Submitted to: Gene
Publication Type: Peer Reviewed Journal
Publication Acceptance Date: 8/1/2015
Publication Date: 12/10/2015
Citation: Shirk, P.D., Perera, O.P., Shelby, K., Furlong, R.B., LoVullo, E.D., Popham, H.J. 2015. Unique synteny and alternate splicing of the chitin synthases in closely related heliothine moths. Gene. 574(1):121-139.

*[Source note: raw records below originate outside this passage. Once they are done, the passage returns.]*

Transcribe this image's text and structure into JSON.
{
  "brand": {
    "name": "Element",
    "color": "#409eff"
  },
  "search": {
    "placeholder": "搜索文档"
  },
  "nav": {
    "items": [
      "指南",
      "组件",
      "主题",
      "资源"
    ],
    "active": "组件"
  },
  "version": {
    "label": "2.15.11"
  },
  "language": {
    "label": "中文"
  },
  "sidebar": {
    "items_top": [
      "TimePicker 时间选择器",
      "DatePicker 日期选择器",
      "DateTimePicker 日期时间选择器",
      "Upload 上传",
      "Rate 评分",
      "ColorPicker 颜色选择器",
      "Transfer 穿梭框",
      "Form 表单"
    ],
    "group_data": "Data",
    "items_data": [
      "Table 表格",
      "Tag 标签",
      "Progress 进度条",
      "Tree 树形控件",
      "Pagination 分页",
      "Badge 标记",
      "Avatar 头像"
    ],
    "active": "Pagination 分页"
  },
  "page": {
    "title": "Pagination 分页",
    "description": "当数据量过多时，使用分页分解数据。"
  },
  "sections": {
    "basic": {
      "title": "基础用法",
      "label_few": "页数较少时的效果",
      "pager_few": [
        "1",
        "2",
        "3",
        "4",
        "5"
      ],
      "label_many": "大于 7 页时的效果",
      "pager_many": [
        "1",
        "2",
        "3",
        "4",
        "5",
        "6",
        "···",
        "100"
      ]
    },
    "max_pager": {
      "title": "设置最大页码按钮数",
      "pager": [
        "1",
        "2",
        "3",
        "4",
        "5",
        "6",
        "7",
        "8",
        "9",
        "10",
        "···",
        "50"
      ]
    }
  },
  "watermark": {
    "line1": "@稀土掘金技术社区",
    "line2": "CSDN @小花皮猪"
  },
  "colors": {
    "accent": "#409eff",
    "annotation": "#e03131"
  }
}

Interpretive Summary: Heliothine moths the corn earworm, Helicoverpa zea, the cotton bollworm, Helicoverpa armigera and the tobacco budworm Heliothis virescens are major crop pests. The molting in these moths requires the production of new cuticle at every stage. Interfering with the enzymes that produce the cuticle is a major target for chemical pesticides. Scientists at USDA, Agricultural Research Service, Center for Medical, Agricultural and Veterinary Entomology, Gainesville, Florida, Southern Insect Management Research Unit and Biological Control of Insects Research Laboratory collaborated to determine the genomic organization of these critical genes and to identify how these genes are controlled in the corn earworm, the cotton bollworm and the tobacco budworm. These finding will be used to construct non-chemical methods of control based on disruption of the gene expression through RNA interference biotechnologies.

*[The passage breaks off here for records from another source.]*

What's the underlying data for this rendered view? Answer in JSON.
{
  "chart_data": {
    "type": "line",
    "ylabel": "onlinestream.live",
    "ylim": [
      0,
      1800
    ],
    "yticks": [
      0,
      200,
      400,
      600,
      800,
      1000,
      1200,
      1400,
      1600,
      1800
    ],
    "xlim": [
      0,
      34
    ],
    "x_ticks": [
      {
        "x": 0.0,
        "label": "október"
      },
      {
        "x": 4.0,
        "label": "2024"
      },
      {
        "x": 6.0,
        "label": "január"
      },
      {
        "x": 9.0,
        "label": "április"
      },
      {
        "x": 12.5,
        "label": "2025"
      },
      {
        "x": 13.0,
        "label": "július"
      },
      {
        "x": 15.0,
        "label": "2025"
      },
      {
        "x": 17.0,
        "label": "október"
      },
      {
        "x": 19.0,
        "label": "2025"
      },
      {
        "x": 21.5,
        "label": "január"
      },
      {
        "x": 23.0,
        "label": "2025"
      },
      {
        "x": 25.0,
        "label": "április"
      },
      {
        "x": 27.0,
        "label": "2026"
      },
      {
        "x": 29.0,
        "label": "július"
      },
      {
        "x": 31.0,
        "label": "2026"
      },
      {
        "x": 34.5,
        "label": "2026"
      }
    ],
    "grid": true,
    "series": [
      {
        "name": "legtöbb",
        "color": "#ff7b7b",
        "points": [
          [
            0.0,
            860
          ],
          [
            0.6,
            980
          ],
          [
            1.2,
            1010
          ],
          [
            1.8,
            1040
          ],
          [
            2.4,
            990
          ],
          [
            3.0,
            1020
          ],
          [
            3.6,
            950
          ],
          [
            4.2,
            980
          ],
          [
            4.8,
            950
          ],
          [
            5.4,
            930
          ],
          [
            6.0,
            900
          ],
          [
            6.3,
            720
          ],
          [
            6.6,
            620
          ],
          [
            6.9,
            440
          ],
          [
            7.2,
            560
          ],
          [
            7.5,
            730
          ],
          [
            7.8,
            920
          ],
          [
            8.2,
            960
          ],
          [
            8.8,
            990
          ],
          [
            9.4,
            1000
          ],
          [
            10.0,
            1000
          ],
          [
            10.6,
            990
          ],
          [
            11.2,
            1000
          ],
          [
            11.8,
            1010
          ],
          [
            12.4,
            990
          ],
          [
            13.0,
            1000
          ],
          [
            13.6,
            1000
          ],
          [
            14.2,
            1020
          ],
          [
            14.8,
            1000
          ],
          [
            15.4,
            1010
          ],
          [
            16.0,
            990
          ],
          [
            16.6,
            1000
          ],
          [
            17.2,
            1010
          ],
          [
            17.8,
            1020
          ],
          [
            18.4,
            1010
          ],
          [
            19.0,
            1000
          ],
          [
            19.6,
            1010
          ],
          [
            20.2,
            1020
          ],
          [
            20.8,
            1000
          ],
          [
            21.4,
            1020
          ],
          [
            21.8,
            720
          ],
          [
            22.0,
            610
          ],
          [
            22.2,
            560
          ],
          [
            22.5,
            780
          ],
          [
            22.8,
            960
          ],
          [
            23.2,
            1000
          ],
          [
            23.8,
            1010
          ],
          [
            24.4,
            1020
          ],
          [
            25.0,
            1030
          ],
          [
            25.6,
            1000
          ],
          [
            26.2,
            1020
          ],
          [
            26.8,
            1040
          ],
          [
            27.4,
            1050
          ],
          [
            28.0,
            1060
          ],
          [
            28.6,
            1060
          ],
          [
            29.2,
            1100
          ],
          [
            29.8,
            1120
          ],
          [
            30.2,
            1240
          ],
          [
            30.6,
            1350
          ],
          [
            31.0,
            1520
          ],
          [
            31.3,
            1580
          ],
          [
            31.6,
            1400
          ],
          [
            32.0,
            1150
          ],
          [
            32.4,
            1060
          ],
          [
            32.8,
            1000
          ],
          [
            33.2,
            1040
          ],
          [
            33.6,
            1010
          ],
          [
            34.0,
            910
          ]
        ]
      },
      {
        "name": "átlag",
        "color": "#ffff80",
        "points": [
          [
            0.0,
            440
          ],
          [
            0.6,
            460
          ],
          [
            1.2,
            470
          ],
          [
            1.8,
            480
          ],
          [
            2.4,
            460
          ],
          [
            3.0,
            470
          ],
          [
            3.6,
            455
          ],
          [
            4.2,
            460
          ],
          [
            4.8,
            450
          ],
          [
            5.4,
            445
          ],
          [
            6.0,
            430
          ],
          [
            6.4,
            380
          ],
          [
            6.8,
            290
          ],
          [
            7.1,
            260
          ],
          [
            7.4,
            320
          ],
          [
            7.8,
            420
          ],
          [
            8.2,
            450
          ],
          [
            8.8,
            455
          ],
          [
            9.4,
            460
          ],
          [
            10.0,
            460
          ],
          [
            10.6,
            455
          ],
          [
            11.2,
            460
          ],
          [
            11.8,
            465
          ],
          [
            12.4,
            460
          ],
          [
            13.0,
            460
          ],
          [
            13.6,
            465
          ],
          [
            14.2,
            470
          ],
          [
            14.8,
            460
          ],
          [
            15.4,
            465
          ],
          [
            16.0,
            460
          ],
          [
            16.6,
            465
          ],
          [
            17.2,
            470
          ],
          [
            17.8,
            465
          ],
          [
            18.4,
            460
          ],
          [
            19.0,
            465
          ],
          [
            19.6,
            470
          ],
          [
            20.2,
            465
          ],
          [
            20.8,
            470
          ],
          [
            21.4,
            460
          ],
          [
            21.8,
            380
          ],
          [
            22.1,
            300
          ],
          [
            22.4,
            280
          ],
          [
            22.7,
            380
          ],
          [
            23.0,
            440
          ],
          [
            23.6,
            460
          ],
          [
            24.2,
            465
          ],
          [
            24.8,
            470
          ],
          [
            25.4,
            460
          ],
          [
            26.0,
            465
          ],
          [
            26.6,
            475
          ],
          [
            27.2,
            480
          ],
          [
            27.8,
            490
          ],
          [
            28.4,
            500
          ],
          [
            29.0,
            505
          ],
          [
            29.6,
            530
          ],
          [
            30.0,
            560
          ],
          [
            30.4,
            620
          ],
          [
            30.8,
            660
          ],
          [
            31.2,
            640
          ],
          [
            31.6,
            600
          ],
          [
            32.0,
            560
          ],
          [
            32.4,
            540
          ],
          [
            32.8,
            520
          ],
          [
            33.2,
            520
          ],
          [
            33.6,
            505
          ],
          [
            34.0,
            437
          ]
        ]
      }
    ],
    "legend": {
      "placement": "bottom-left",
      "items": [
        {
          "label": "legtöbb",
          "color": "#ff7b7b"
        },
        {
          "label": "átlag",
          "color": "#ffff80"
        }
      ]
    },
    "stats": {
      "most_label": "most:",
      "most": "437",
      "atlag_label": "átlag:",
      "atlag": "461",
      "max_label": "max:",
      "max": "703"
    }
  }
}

Technical Abstract: Two chitin synthase genes were characterized in the genomes of two heliothine moths: the corn earworm/cotton bollworm, Helicoverpa zea (Boddie) (Lepidoptera: Noctuidae) and the cotton bollworm, Helicoverpa armigera (Hübner) (Lepidoptera: Noctuidae). In both moths, the coding sequences for the two genes were arranged in tandem with the same orientation on the same strand with ChSB 5’ of ChSA. Each chitin synthase gene had putative consensus regulatory elements 5’ to the individual transcription start sites. The 5’ sequences of HzChSB and HzChSA in H. zea contained putative regulatory elements that may provide the control for the stage and tissue specific expression for these genes. Sequence comparisons showed that each gene was highly conserved with the respective homologues from other species but that the genomic arrangement of the two genes being tandemly juxtaposed was unique in insects. Transcript mapping of HzChSB and HzChSA in H. zea demonstrated that the HzChSB transcript was differentially spliced in various tissues and in the differing developmental stages of the larvae. A transcript comprised of all 23 exons of HzChSB was clearly present in the 1st-3rd instar larvae as well as in the foregut, midgut and hindgut of both 4th and 5th instar larvae. An alternatively spliced transcript of HzChSB that joined exons 12-21 was observed in the 2nd, 3rd, 4th and 5th instar larvae but not the 1st instar larvae. A transcript comprised of all 23 exons of HzChSA was observed in muscle, fat body, hindgut, midgut and foregut of 4th instar larvae. It was also detected in muscle, and hindgut of 5th instar larvae but not in any of the other tissues. The genomic organization of the chitin synthases in these heliothine moths is unique from all other known organisms. Only 4.3 kilobases separated the genes for HzChSB and HzChSA in H. zea. The mechanism that has led to this arrangement is unclear but is most likely a recent recombinational event that placed these two genes together. The identification of the HzChSB-E12b alternate spliced transcript is the first report of alternate splicing for the chitin synthase B group. The importance of this splice form is not clear because the protein produced lacks any enzymatic activity but retains the membrane insertion motifs. As for other insects, these genes provide an important target for potential control through RNAi but also provide a subject for broad scale genomic recombinational events.